Najpierw finały, potem transfery?

07.01.22Utworzono
/uploads/assets/3889/grubalski259.jpg
12 dni do finałów mistrzostw Europy w Holandii. Wierzymy w sukces reprezentacji Polski, ale dziś zastanowimy się nad EURO pod kątem indywidualnym.
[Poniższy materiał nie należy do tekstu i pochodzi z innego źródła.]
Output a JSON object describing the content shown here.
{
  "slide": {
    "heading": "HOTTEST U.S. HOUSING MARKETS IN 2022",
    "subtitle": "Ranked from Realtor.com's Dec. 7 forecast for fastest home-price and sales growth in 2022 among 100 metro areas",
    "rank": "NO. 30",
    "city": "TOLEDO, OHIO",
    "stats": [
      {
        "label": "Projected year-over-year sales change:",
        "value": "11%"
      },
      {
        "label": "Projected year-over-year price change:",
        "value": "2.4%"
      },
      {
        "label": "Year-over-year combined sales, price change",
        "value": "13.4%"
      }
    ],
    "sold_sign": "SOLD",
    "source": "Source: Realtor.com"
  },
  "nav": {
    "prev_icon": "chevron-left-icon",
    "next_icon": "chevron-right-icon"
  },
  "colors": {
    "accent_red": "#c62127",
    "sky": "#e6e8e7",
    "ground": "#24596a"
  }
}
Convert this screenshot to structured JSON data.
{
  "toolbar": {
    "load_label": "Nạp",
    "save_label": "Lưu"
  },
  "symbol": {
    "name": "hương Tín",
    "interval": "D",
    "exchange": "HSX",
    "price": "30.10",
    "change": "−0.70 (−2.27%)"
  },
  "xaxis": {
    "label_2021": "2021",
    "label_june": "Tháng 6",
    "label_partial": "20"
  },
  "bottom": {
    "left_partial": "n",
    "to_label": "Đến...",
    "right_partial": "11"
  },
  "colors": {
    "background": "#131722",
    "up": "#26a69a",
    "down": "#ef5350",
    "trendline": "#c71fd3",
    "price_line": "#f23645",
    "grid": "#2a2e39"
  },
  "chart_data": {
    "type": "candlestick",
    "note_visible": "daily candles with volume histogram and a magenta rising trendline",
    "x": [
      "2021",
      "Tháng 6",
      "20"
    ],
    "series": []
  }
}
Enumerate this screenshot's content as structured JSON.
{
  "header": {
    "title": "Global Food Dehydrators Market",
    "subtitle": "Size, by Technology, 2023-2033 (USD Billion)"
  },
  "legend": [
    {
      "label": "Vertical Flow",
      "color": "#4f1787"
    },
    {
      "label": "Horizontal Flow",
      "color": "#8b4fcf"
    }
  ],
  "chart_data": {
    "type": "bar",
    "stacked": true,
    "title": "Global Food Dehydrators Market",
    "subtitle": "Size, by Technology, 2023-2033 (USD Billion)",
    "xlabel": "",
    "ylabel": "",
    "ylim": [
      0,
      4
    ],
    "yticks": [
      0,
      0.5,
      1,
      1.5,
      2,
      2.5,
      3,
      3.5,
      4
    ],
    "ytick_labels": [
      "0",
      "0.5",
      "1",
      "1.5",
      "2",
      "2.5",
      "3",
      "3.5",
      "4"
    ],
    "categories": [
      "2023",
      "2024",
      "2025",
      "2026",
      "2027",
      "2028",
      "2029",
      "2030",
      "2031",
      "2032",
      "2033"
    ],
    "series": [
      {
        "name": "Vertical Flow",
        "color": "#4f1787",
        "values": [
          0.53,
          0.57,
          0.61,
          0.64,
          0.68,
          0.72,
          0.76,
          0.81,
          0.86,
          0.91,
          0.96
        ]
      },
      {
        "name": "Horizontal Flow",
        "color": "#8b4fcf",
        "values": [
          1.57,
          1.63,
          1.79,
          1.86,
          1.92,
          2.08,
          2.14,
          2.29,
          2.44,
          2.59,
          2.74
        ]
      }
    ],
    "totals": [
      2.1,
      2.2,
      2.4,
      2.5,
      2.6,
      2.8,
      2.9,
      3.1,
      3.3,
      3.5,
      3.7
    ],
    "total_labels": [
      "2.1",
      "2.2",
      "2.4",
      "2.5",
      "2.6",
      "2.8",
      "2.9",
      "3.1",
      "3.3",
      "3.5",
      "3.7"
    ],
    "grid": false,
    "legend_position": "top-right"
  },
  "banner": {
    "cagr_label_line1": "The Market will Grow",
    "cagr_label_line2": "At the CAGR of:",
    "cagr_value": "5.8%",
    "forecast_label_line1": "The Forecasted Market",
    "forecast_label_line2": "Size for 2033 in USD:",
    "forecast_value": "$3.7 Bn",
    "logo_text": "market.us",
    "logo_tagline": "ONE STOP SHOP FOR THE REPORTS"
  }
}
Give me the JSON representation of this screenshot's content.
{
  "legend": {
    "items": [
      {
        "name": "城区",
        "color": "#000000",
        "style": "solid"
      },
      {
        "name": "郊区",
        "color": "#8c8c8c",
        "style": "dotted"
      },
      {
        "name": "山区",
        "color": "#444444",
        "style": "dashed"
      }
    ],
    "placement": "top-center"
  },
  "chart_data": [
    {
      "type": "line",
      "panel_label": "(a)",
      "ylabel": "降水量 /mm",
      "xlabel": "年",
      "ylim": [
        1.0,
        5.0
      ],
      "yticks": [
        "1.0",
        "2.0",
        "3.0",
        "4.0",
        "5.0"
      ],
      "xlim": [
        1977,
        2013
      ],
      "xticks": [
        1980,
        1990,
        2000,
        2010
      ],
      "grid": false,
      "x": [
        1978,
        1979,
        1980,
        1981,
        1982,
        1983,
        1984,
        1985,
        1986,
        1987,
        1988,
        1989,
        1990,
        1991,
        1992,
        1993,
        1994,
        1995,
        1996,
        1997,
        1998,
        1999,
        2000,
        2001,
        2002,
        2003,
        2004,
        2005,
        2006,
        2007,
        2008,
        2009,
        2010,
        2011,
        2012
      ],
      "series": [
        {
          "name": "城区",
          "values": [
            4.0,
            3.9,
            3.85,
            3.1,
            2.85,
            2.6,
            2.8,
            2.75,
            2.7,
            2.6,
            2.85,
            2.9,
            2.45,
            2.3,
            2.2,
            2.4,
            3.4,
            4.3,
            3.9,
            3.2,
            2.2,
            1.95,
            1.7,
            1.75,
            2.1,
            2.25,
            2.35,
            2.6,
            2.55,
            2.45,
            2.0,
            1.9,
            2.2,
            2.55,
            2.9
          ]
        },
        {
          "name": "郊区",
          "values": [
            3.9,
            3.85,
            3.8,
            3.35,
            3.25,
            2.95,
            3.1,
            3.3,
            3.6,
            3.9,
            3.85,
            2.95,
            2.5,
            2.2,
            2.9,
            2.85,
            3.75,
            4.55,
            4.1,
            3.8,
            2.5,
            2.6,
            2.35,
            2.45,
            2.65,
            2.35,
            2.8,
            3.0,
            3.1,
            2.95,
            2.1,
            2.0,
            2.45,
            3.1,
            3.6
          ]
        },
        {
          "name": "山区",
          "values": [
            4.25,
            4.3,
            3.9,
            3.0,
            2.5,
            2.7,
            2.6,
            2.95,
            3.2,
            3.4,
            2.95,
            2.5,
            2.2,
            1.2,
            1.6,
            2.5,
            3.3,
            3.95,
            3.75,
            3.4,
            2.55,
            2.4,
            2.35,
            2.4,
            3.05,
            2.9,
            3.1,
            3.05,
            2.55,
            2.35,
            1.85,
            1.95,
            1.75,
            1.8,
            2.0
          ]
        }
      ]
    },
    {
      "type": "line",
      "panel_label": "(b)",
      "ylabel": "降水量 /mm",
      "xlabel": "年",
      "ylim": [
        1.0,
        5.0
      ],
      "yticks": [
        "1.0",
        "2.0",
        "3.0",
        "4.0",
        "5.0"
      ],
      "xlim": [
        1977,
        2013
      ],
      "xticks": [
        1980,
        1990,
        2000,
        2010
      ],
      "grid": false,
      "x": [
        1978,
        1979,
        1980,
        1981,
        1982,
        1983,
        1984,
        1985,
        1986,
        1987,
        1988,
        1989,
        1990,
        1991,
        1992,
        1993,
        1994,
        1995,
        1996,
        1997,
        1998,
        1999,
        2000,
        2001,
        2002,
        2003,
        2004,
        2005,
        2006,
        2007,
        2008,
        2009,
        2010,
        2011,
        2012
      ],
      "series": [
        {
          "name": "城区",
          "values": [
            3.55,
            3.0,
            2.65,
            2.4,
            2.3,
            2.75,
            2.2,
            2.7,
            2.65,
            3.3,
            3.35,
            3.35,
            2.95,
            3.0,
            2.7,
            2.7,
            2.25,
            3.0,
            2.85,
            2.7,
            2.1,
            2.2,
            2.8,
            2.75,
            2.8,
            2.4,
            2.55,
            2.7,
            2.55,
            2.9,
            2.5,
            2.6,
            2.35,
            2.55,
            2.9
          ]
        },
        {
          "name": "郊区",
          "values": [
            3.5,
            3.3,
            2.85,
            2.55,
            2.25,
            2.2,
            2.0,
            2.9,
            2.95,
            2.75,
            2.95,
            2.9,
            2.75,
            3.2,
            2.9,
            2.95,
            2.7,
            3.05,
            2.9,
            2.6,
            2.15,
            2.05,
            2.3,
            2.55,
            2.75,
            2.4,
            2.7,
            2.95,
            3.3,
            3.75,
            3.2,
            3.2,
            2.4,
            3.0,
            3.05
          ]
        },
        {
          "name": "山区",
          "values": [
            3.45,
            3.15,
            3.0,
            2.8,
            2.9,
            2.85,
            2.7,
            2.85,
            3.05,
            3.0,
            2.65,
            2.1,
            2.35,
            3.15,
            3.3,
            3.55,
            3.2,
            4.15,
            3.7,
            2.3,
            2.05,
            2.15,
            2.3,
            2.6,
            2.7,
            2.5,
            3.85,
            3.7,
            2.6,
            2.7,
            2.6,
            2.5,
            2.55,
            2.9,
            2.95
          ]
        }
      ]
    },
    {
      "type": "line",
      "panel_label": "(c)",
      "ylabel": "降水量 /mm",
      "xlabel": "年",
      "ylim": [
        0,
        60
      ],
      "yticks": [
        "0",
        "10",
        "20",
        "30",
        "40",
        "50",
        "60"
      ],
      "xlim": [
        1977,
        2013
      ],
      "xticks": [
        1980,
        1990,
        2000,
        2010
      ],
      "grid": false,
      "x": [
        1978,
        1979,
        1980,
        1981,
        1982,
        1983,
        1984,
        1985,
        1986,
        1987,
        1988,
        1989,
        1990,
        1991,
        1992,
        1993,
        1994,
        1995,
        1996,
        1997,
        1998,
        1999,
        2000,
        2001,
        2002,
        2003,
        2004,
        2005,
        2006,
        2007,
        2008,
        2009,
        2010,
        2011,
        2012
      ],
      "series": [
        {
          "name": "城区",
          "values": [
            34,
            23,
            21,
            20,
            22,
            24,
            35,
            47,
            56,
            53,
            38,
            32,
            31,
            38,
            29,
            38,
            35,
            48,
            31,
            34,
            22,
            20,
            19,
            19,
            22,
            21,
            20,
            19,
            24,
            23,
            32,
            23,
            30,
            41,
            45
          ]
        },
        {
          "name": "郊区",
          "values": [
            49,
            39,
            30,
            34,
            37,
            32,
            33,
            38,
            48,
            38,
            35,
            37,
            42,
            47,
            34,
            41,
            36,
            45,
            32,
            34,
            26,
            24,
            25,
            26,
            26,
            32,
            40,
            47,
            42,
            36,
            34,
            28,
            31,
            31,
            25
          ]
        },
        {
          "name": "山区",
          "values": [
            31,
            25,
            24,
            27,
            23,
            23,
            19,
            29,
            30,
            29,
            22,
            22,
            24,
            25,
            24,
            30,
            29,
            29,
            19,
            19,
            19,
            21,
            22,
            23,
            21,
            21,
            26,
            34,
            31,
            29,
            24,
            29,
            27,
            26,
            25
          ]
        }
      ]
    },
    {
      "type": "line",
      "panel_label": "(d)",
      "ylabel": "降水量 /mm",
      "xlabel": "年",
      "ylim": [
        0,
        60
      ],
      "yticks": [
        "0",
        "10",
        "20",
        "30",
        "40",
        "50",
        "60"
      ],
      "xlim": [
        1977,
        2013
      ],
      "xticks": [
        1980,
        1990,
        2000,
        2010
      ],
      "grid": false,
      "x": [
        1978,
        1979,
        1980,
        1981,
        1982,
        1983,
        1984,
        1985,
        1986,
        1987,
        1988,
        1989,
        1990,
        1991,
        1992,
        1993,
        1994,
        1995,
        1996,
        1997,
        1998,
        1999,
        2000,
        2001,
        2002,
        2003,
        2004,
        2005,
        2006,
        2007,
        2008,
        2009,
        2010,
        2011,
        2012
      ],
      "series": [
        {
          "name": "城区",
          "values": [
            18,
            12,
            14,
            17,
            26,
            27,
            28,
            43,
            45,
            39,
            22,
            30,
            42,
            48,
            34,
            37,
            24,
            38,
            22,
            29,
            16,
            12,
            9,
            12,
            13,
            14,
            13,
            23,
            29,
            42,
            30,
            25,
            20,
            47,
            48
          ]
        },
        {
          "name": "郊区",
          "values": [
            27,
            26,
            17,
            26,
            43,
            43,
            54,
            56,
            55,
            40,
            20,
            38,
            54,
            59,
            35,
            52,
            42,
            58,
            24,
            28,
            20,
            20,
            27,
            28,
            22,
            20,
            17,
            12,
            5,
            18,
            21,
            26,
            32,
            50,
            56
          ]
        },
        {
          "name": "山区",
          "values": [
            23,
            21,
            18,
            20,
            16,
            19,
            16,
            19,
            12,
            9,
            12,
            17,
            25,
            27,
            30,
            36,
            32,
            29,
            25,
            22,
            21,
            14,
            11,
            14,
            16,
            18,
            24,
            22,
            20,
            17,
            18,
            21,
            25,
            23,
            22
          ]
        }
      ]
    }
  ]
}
Występ w finałach mistrzostw Europy to marzenie każdego zawodnika na Starym Kontynencie. Z tej najważniejszej strony: każdy ma swoje ambicje, a sukces z reprezentacją jest czymś szczególnym. Znamy wielu wybitnych sportowców, którzy osiągali świetne wyniki indywidualnie, czy w klubach - ale nie mogli osiągnąć wymarzonego sukcesu z kadrą (np. Leo Messi nie został mistrzem świata, a Robert Lewandowski wciąż czeka na medal z reprezentacją).

 

Z drugiej strony - występ w mistrzostwach Europy to szansa na indywidualny sukces. A dobra indywidualna postawa to okazja na osobisty rozwój: np. poprzez zmianę klubu na zagraniczny. Czyli na transfer.

 

Na zagraniczne transfery naszych futsalistów wciąż czekamy. W kadrze na EURO mamy tylko jednego zawodnika, który nie gra w Polsce: bramkarza Michała Kałużę. Liczyliśmy bardzo mocno, że to się zmieni po poprzednich finałach mistrzostw Europy w Słowenii. - Jeżeli Polska się zaprezentuje dobrze, na pewno więcej oczu będzie patrzyło na naszą kadrę - mówił swego czasu Marcin Firańczyk, który jako jeden z nielicznych wyjechał za granicę, by teraz powrócić z Włoch do Polski. Nasza reprezentacja w poprzednim roku zremisowała w eliminacjach z Portugalią, awansowała na EURO: to co teraz musi się stać, by zagraniczne kluby zgłosiły się po naszych futsalistów i doszło do transferów?

 

- Moim zdaniem są w Polsce zawodnicy, którzy mogliby sobie poradzić w jakchiś ligach zagranicznych - przyznaje nasz zagraniczny rodzynek w kadrze, Michał Kałuża. - Jednak sam wiem po sobie, że decyzja związana z wyjazdem nie jest łatwa. Początki nie należą do najłatwiejszych, tym bardziej jeżeli wyjeżdża się samemu lub nie ma rodaka, która pomoże w aklimatyzacji. Myślę, że to może być główny czynnik, który blokuje niektórych przez spróbowaniem swoich sił za granicą. Poprzednie mistrzostwa Europy może nie tyle, że nie pomogły, co nie napłynęło dużo ofert do zawodników naszej reprezentacji, którzy wtedy występowali w Słowenii. Byliśmy też wszyscy debiutantami i mimo niezłego rezultatu z reprezentacją Rosji (1:1), to ostatecznie nie namieszaliśmy w tym turnieju, nie wychodząc z grupy. Mam nadzieję, że tym razem będzie zupełnie inaczej, pokażemy się z jak najlepszej strony, a grając dobrze, robiąc niezły wynik, to na pewno zostaniemy dostrzeżeni przez wszystkich w Europie.